Adverts are sent to you based on :
- information you provide at registration or add to your account or timeline,
- things you share and do on Facebook, such as what you like, and your interactions with advertisements, partners, or apps,
- keywords from your stories,
- things we infer from your use of Facebook.
interestingly the section that reads “We do not share any of your information with advertisers” is now crossed out.

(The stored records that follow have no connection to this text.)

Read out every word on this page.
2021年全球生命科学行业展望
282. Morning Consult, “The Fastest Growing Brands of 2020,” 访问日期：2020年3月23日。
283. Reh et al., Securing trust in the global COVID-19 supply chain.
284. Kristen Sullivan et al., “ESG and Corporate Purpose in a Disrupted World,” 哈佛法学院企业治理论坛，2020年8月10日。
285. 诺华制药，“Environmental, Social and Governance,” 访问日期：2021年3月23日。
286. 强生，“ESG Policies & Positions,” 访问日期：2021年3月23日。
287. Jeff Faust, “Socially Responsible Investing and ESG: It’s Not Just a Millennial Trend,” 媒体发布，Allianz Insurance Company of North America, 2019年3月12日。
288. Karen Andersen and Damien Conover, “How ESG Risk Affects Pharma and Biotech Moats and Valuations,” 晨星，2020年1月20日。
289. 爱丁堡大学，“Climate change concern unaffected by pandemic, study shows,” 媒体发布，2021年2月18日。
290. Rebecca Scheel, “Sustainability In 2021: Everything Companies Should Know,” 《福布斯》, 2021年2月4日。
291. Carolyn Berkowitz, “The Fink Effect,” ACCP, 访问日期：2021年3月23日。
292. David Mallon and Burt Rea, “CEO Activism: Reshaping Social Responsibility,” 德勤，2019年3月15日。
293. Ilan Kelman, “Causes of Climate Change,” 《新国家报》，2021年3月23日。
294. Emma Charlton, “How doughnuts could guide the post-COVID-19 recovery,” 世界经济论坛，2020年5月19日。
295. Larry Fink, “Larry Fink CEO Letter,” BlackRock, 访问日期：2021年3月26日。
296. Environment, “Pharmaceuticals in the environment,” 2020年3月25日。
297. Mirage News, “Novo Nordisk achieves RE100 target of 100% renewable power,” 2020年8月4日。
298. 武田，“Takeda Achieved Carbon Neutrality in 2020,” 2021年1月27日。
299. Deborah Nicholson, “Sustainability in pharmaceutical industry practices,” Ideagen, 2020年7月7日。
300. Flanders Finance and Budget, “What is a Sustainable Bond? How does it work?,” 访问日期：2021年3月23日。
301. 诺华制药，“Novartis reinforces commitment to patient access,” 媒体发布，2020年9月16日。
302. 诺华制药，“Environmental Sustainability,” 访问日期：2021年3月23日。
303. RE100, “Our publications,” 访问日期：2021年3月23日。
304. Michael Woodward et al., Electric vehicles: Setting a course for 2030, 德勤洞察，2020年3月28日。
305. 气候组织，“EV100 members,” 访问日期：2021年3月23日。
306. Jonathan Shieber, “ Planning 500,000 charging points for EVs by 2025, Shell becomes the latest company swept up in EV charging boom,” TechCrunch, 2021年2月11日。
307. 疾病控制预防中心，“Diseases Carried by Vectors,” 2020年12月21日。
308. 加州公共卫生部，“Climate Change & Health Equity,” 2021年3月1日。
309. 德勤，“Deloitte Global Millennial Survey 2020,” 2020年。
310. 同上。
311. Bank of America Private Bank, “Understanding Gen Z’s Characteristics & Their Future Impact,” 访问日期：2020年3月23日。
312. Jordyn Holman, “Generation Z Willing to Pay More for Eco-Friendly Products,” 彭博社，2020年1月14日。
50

There was a rumour that Facebook was going to start charging users to use its services. Even though it was just an internet-rumour, there was an outcry from the Facebook population screaming “foul!” The privacy of information is a vicious circle. People want to feel that their personal information is protected and yet they still want to get the service for free. The companies running these services need to protect their user’s info but also need to monetise their offering – they are a business after all. These latest Facebook changes are aimed at enticing advertisers to tap into this large, highly mined and targeted data set that each one of the millions of Facebook users is helping contribute towards. Ads are not going away and so if you are going to get served an Ad, why not have that ad is relevant to you? If the idea of Facebook having access to your life is freaking you out, perhaps you should censor what you post, or consider closing your Facebook account. However make no mistake, other similar services have the same policy terms too.
I recall my first email address was some [email protected] as you never give your private name online. These days are long gone. Whilst Privacy of Information is a big concern amongst us “oldies”, it seems that amongst the younger generation this is less so. When you think that these are the workforce of tomorrow, the privacy of information will need to adapt faster than ever before. And Ads are just going to morph too – not go away.